To de-winterize, you need to drain any leftover A/F in the fresh tank out. Fill about 1/2 full or so, and run every line until the A/F is pretty much gone. This will also push the A/F out of the P-traps, but they're no big deal. Its the supply lines that you want cleaned out. Don't forget to add the new water filter element.
It may take a while to get the a/f smell out of the lines. Just keep running water thru them (you can use your city water connection if you want after a while, to save wear and tear on your pump. The check valve between the city connection and the water pump should be pretty close to both, so once you've run a couple of dozen gallons through with the pump, it shou ld be clean. If you want to you can also dump a couple of cups of bleach in the fresh tank along with 30 or 40 gallons and run each faucet until you smell the bleach, and then let the whole rig sit overnight. This will clean and disinfect as well. Don't forget to drain out most of that water too, or you'll have bleach for breakfast.
Lastly, un-bypass the water heater, and open the hot faucets, and let the hot tank fill. There are several good videos on YouTube on this process.

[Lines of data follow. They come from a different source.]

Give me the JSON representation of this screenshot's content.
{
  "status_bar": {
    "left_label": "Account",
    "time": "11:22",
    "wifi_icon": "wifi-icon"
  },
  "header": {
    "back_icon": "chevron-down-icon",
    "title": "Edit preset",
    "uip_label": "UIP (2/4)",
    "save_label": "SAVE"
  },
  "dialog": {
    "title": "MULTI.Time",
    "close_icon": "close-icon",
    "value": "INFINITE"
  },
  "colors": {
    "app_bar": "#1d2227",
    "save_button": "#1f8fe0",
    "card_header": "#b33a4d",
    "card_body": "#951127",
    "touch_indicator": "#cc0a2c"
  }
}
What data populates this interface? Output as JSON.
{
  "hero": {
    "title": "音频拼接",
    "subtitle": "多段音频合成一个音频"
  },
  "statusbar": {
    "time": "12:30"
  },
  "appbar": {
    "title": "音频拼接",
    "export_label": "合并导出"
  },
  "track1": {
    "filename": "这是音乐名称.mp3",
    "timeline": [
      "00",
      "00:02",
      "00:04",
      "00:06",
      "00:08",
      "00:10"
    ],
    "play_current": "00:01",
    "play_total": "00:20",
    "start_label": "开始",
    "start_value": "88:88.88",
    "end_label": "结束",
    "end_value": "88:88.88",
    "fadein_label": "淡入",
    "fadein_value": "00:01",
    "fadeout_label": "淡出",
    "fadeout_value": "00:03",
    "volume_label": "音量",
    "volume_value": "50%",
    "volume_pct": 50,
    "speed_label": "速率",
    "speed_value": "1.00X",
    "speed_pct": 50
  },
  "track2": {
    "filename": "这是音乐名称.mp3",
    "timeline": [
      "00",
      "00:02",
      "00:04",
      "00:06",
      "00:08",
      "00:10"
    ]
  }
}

This is a lot of work. I did it a bunch of years in a row, and then last year I decided to try to 'dry' winterize process. Basically, you drain everything you can as usual, but rather than pumping A/F through the lines, you attach a special connector to your CITY water inlet that attaches to an air compressor line. Using about 40-50 PSI, you open each faucet in turn, and simply BLOW all the water out of the lines. Sinks, toilets, etc just open 'er up and stand back as the Old Faithful sprays out of the thing!
This method takes about 20 minutes, and the good part is, there's no de winterizing to worry about - just dump in some fresh water, some baking soda, and open the faucets. Once the air stops you should get pretty clean and fresh water out.
If this is all really confusing, your best bet is to look up the RV Geeks videos on YouTube - they're pretty good at covering everything.
EDIT - forgot about the fridge. IF you have the icemaker, and it was in use, you'll need to make a couple of dozen trays of ice to clean it out as well. There is also some sort of bypass mechanism for it, but I don't use ours, so I'm no help there. You may need to check the manual for your specific fridge.